In this perspective, to meet our financial commitments and as a part of the acquisition requirement, we committed to injecting $100 million in the form of preferred stock. At the same time, we have also provided financial guarantee of $50 million to support the operational deficit of the company, he added.

"We have not provided financial support and have sold the shares to a third party, we would like to comment that for the last one year, we have been working with multilateral agencies like IFC and ADB, together with the consortium of local banks to fund the capital expansion plan of three years amounting to over 800 million US dollars that will enhance the existing generation and the infrastructure of the company," he added.

In addition to this, a total debt fund of over $500 million, as part of the capital expansion program has been raised by the sponsors without any guarantee from the Government of Pakistan and a weak balance sheet of the KESC.

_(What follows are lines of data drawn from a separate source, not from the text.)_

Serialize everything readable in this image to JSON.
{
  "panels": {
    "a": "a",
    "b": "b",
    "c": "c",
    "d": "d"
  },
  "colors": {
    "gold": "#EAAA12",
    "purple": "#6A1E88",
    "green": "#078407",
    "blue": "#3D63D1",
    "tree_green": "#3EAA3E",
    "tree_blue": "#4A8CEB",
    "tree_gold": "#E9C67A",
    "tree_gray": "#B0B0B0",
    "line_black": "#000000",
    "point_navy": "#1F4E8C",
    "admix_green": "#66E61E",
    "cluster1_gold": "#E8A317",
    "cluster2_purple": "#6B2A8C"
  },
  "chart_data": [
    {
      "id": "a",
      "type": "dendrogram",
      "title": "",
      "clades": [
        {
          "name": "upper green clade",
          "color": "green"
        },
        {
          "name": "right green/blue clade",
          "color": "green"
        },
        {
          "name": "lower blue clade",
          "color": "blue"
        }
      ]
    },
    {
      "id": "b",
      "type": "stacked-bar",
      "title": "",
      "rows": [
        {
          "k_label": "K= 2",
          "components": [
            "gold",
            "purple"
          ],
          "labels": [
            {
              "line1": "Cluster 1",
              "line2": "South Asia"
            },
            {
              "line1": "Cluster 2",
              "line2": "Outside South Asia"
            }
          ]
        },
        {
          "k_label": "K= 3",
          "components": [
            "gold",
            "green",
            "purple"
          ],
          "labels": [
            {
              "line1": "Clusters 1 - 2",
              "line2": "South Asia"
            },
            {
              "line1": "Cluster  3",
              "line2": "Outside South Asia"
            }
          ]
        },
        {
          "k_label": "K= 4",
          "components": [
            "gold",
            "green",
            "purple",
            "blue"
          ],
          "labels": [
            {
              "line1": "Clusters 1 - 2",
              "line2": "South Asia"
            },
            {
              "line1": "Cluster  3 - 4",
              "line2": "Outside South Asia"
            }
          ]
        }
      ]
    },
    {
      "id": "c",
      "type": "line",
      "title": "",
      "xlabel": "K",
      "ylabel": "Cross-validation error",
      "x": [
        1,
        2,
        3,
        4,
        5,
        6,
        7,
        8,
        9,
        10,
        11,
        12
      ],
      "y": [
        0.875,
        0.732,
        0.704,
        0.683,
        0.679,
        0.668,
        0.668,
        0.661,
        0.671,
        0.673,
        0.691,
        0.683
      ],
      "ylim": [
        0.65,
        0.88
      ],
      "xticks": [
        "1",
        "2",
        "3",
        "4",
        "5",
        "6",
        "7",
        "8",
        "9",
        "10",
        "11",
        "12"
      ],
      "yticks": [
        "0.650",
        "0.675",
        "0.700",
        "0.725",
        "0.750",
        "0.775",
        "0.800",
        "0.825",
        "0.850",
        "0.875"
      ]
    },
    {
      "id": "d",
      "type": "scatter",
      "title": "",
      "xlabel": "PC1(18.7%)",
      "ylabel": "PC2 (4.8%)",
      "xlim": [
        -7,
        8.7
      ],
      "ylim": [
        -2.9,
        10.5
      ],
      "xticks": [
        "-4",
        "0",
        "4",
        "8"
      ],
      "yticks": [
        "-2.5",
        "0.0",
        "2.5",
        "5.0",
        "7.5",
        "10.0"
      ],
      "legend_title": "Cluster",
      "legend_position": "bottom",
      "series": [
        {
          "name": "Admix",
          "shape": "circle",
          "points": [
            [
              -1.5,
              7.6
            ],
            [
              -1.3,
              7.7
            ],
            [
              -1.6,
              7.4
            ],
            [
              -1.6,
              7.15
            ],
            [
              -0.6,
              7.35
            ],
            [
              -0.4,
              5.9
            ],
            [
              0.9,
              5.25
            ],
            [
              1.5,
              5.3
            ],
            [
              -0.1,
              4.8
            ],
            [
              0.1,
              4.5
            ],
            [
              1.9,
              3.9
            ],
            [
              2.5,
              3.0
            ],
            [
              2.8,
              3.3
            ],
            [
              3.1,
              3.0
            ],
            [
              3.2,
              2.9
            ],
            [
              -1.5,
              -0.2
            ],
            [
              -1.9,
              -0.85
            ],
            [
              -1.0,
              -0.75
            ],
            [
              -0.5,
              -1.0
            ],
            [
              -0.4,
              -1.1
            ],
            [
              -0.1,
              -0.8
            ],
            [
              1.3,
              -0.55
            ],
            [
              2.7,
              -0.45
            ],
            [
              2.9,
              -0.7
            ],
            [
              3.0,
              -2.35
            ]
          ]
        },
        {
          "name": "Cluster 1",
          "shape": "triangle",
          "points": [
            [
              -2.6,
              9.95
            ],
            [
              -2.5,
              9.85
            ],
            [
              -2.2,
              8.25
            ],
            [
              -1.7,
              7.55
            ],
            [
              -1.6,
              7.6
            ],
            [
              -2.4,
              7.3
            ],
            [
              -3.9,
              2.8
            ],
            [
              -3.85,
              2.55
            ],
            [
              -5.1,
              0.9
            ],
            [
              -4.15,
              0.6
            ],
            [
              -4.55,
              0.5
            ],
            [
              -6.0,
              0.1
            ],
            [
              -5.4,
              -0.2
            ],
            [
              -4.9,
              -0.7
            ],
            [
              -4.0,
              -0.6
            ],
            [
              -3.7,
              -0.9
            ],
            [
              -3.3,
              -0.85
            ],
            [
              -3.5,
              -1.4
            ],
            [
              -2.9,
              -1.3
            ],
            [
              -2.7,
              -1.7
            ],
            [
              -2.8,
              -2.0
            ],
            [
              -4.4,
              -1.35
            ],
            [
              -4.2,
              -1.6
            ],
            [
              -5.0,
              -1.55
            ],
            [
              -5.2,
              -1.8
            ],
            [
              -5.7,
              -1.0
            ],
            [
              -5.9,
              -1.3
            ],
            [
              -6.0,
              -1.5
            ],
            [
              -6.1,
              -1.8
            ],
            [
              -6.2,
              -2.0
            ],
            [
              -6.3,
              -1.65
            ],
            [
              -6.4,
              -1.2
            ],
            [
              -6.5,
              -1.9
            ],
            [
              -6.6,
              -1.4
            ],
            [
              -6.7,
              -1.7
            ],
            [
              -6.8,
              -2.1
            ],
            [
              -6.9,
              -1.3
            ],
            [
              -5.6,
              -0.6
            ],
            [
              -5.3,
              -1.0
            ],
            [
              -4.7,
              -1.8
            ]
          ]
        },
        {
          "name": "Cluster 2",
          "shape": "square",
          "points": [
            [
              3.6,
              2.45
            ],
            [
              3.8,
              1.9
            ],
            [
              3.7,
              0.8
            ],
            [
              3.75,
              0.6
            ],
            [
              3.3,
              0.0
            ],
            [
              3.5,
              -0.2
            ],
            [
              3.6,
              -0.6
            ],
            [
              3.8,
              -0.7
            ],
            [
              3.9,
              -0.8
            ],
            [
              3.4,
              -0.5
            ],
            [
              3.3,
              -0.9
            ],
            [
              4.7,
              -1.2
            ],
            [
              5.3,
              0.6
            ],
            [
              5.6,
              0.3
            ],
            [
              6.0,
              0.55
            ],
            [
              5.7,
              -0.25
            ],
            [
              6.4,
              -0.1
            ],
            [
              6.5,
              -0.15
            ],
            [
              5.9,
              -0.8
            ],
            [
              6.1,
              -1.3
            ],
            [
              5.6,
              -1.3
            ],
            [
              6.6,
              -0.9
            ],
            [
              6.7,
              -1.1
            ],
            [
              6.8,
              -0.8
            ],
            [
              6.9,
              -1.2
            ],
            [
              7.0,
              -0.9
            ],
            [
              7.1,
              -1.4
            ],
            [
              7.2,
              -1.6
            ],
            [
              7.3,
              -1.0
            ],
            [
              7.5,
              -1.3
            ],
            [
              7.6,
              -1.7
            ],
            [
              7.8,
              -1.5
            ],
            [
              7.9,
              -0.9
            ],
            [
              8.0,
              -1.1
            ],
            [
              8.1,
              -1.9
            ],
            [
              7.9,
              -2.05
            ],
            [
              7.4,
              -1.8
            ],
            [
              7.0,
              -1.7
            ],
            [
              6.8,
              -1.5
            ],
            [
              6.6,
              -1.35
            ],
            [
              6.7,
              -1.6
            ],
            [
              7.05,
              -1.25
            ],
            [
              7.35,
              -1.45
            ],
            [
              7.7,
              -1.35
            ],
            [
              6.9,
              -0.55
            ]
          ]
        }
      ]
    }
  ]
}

AbdulAziz Aljomaih said: "The funding will bring new generation of 780 MW by 2009. For this purpose, we have already given out a contract of 220 MW, foundation laying ceremony of which is being witnessed here today. The Board is now in the process of evaluating the final bidding of 560 MW, which will be awarded in the next couple of months."

He said: "Our three-year Rehabilitation and Capital Expansion Program is complete, our network reliability will improve from the current 70 percent to 90 percent by 2008 along with our own generation by over 1,000 MW."